I’m going to have to rewrite the section of the book on instrumentation amps, to discuss (at least briefly) offset voltages.  I had originally thought that that the signals we were looking at were big enough that the offset voltages didn’t matter. For the INA126P, a 150µV offset would be about 0.6kPa, while the 1.22mV offset I was seeing in my homemade instrumentation amp would be about 4.6kPa.

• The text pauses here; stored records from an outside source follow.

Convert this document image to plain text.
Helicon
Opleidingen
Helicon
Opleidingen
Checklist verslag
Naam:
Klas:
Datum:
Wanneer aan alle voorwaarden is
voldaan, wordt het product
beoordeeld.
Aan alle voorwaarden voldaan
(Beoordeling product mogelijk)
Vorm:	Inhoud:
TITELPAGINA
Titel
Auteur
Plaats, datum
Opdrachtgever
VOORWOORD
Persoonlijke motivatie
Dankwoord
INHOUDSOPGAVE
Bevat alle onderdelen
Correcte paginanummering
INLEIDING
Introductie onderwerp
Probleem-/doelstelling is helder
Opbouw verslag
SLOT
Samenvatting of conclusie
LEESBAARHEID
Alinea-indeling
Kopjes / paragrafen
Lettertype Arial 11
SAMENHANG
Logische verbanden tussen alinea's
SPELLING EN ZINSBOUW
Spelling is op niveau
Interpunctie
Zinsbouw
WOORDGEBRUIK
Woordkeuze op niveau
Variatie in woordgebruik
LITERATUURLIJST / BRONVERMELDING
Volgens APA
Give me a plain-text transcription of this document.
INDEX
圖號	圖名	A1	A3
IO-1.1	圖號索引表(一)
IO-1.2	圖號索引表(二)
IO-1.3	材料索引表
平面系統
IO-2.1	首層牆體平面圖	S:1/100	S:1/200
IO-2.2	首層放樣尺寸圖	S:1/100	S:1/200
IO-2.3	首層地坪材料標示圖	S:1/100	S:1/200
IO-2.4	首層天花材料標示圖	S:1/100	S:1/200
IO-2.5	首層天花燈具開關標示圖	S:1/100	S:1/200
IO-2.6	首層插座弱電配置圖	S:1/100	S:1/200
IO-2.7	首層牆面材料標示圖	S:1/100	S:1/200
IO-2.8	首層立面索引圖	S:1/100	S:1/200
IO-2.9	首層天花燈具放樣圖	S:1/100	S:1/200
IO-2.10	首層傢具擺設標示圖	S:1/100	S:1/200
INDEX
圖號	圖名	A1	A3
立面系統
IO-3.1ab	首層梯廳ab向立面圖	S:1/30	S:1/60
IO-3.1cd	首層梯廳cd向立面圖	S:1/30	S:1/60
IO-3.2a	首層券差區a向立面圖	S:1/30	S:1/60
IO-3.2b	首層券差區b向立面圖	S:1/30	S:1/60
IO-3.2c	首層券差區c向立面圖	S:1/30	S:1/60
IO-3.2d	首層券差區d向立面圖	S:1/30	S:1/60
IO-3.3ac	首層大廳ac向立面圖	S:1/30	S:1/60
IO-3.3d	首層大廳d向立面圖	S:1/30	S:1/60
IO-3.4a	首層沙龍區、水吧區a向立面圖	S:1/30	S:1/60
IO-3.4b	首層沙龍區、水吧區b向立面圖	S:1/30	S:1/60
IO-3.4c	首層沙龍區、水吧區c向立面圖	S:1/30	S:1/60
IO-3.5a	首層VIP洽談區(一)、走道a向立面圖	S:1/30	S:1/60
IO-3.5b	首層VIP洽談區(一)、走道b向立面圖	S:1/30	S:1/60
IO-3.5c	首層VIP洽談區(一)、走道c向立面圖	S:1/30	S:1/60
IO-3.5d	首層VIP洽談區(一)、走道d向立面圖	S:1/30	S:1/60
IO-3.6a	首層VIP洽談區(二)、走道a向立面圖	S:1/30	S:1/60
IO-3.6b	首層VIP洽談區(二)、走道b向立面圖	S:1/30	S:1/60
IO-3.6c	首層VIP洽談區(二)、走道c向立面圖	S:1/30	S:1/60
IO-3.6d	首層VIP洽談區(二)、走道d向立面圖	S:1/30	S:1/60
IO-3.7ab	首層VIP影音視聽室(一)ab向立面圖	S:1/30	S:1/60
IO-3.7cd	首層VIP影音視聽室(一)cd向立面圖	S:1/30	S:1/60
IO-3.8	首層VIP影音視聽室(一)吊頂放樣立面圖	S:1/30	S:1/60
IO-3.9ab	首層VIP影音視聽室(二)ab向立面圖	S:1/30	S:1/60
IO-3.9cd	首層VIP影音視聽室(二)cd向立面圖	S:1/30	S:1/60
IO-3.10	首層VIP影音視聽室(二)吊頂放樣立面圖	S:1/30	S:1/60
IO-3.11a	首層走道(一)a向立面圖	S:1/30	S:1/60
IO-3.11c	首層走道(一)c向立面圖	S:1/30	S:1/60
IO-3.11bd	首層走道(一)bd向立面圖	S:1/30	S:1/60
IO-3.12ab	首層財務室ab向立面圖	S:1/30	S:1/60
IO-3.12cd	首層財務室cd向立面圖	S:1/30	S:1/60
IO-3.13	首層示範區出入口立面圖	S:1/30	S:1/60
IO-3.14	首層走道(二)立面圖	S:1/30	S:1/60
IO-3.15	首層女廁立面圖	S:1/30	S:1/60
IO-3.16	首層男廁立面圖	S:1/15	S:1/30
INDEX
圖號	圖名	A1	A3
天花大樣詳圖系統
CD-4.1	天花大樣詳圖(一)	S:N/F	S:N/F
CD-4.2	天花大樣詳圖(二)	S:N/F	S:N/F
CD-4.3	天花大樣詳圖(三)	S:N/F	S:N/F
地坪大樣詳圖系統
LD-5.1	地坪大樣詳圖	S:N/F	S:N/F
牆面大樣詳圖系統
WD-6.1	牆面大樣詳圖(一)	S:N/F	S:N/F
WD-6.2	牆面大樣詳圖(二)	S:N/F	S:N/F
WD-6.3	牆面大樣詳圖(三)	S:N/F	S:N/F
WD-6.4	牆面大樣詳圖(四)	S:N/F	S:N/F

I wonder also whether I can make an EKG circuit using this 2-op-amp instrumentation amp circuit.  The EKG already has to deal with potentially large input voltage offsets due to differing electrode-skin contacts.  In fact those offsets may be over100mV, far larger than the 1.2mV from the amplifier.  I’ll have to add another stage of amplification (after a high-pass filter), but that shouldn’t be a problem. I looked at this problem a year ago in 2-op-amp instrumentation amp and Common-mode noise in EKG, and concluded then that common-mode noise would be too large, but I’m tempted to try again, using the design here with gain 19 and a second stage with a gain of around 80 (for a combined gain around 1520), as last year I rejected the idea before actually building the circuit.